La démocratisation des véhicules autonomes entraînerait une baisse des ventes de voitures, mais les constructeurs pourraient malgré tout tirer leur épingle du jeu.

Les voitures autonomes, menace ou aubaine pour les constructeurs automobiles ?

Réduction du nombre de victimes sur les routes et des émissions de gaz à effet de serre, trafic plus fluide… les voitures autonomes suscitent de nombreux espoirs. Mais elles éveillent aussi des craintes, non seulement auprès de ceux que rebute la perspective de mettre leur vie entre les mains d’une intelligence artificielle, mais aussi des agents économiques susceptibles de sortir perdants de cette nouvelle donne. C’est le cas des constructeurs automobiles, qu’une récente étude de l’Université du Michigan ne risque pas de rassurer. Celle-ci affirme que l’avènement de la voiture autonome entraînerait une baisse drastique du nombre de véhicules vendus, dans la mesure où de nombreux foyers pourraient se contenter d’un seul véhicule au lieu de plusieurs.
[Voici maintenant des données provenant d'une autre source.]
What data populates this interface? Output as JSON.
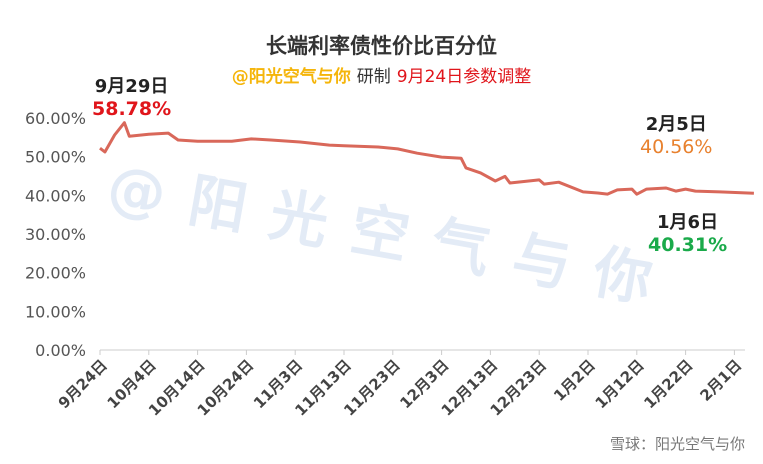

Basée sur l’observation de 150 000 ménages américains, l’étude montre que la plupart de ceux-ci n’utilisent qu’un seul véhicule à la fois : par exemple, l’un des deux parents utilise l’une des voitures pour se rendre au travail le matin, tandis que l’autre se sert du second pour faire des courses au milieu de la journée. Un seul véhicule pourrait dans ce cas suffire, mais comme ceux-ci ne peuvent se conduire tous seuls pour aller d’un membre de la famille à l’autre, plusieurs sont nécessaires.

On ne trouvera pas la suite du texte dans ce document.